GPS serves as a guide for first recognizing life’s struggles, the “personal storms,” and then approaching them in a healthy and proactive way. This is accomplished by employing three methods: giving all we have, doing the right thing, and helping someone. Coyle crafts these simple guidelines into a manner of living.
The most hands-on, interactive portion of the book comes in a chapter on the establishment of one’s core values, which are “deep seated beliefs, ethics, and morals” meant to provide context to build a life around. Coyle uses his years of experience to guide people through the process of developing these personal values for themselves.
These exercises consist of hypothetical situations that include how to use one’s newfound core values to handle the loss of a loved one, homelessness, or terminal illness. It’s a pleasantly effective and well-crafted way to ground people in the face of adversity.
One of the book’s greatest strengths is its candor about the inevitable difficulties present in every life. This approachable manner is reflected in crisp and succinct prose that gives the book a conversational tone. Coyle’s experience comes across as he shares technical advice like “don’t lose your character while you are trying to build your reputation,” “don’t sacrifice your family for your career,” and “don’t sacrifice your personal core values for the values of the world,” but the nature of the book remains personable and relatable, with universal statements that use “us” and “our.”
Coyle is honest about his own past struggles throughout the work, which keeps the advice from feeling preachy or out of touch.

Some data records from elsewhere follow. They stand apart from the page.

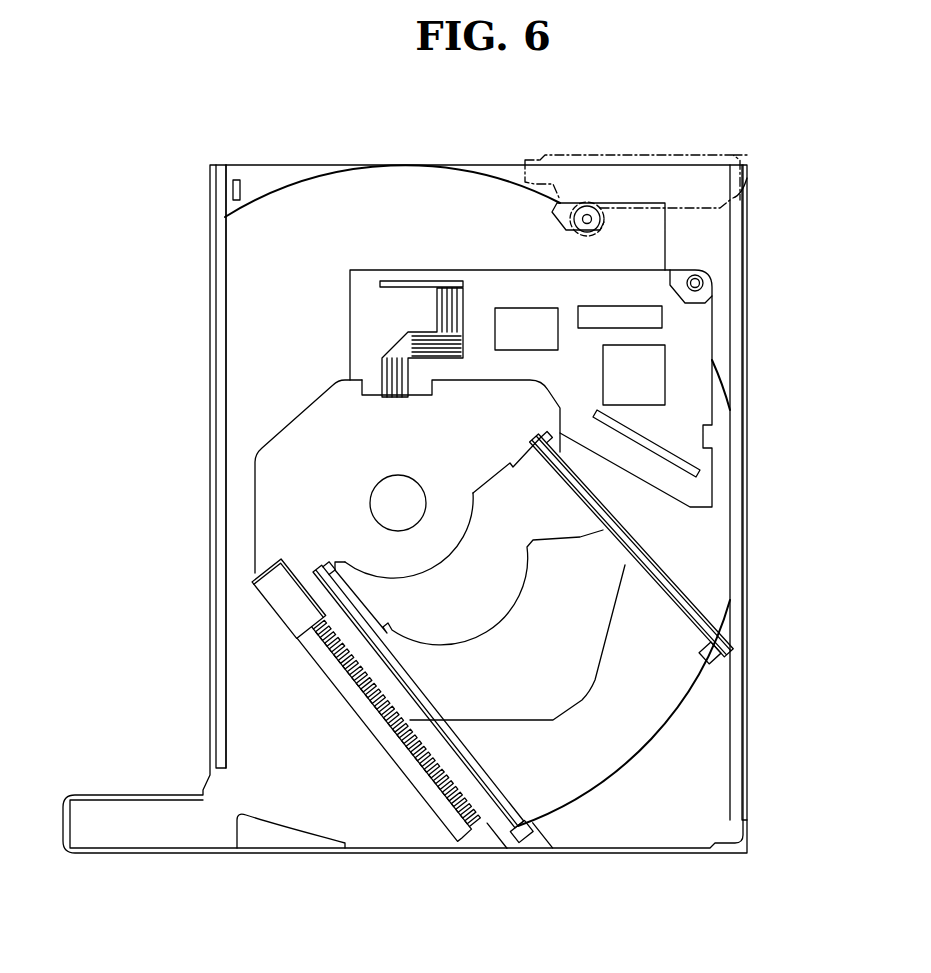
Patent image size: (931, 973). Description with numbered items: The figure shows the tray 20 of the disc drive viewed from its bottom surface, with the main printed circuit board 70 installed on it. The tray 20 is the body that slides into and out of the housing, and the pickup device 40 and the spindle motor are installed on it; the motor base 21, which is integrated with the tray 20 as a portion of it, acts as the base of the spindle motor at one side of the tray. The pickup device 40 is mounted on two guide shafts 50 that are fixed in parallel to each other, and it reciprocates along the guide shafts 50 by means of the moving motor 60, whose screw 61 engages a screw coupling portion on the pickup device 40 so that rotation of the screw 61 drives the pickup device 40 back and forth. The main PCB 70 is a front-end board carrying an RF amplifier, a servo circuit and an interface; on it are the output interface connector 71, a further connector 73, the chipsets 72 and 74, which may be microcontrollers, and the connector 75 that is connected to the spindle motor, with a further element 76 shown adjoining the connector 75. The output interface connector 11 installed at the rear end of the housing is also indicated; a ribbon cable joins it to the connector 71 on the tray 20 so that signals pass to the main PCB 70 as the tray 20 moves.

The output interface connector 11 is at (641, 152).
The tray 20 is at (640, 862).
The motor base 21 is at (444, 549).
The pickup device 40 is at (572, 686).
The guide shafts 50 is at (665, 610).
The moving motor 60 is at (272, 593).
The screw 61 is at (310, 643).
The main printed circuit board 70 is at (346, 306).
The output interface connector 71 is at (621, 308).
The chipset 72 is at (527, 310).
The connector 73 is at (700, 472).
The chipset 74 is at (660, 372).
The connector 75 is at (416, 281).
The flexible cable 76 is at (462, 315).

He took an attempted suicide at nineteen and a divorce that resulted in single parenthood and turned them into a lifetime of helping others deal with trauma, as evidenced in the personal anecdotes sprinkled amid the broad guidance offered.
The book is structured in an innovative yet easy-to-read format, with the first half chronicling the nine steps to navigating life’s storms, and the second offering “Tools 4 Life.” These tips make up a handy, fifty-part guide “to keep us safe and productive on the road” of life.

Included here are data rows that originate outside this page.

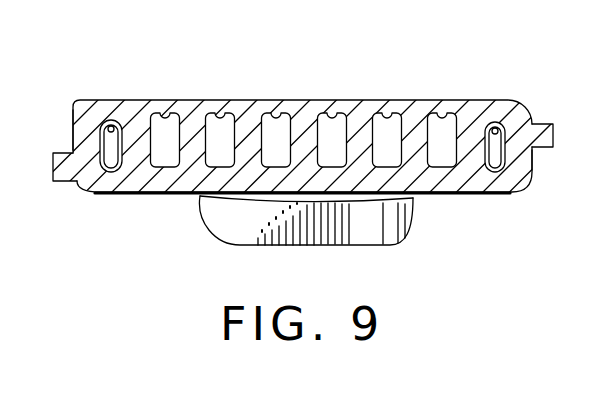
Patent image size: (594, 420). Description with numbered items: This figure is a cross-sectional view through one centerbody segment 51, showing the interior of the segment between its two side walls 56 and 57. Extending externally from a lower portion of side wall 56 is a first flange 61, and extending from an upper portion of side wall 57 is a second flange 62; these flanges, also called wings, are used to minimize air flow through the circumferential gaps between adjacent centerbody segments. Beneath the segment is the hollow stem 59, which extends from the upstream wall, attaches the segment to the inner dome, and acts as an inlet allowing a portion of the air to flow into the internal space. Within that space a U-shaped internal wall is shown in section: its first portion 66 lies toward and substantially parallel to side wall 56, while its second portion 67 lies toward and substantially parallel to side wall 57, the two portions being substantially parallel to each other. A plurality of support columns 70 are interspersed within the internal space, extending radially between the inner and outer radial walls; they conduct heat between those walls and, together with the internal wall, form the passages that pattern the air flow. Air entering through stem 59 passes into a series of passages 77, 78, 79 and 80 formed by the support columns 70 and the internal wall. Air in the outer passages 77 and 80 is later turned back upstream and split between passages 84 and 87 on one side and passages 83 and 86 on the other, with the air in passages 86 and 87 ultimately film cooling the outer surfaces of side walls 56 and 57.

The centerbody segment 51 is at (544, 234).
The side wall 56 is at (73, 144).
The side wall 57 is at (533, 166).
The stem 59 is at (243, 228).
The first flange 61 is at (62, 182).
The second flange 62 is at (549, 123).
The first portion of U-shaped internal wall 66 is at (192, 143).
The second portion of U-shaped internal wall 67 is at (415, 123).
The support columns 70 is at (304, 130).
The passage 77 is at (219, 113).
The passage 78 is at (272, 112).
The passage 79 is at (345, 113).
The passage 80 is at (393, 113).
The passage 83 is at (166, 113).
The passage 84 is at (431, 113).
The passage 86 is at (119, 119).
The passage 87 is at (492, 121).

While some of the tools are cliché, they are delivered with sincerity, so that adages like “big ears are better than a big mouth” and “if you want change, become it” are genuinely helpful. The advice is paired with fresh explanations and anecdotes, which are emblematic of why the book works despite the initial lack of novelty. The help in GPS is, above all, thoughtful commentary offered from a place of awareness and understanding.
GPS is a versatile book that proves useful in a multitude of hardships. Coyle’s years of experience with traumatic intervention result in a guide through hardships that is at once accessible and practical.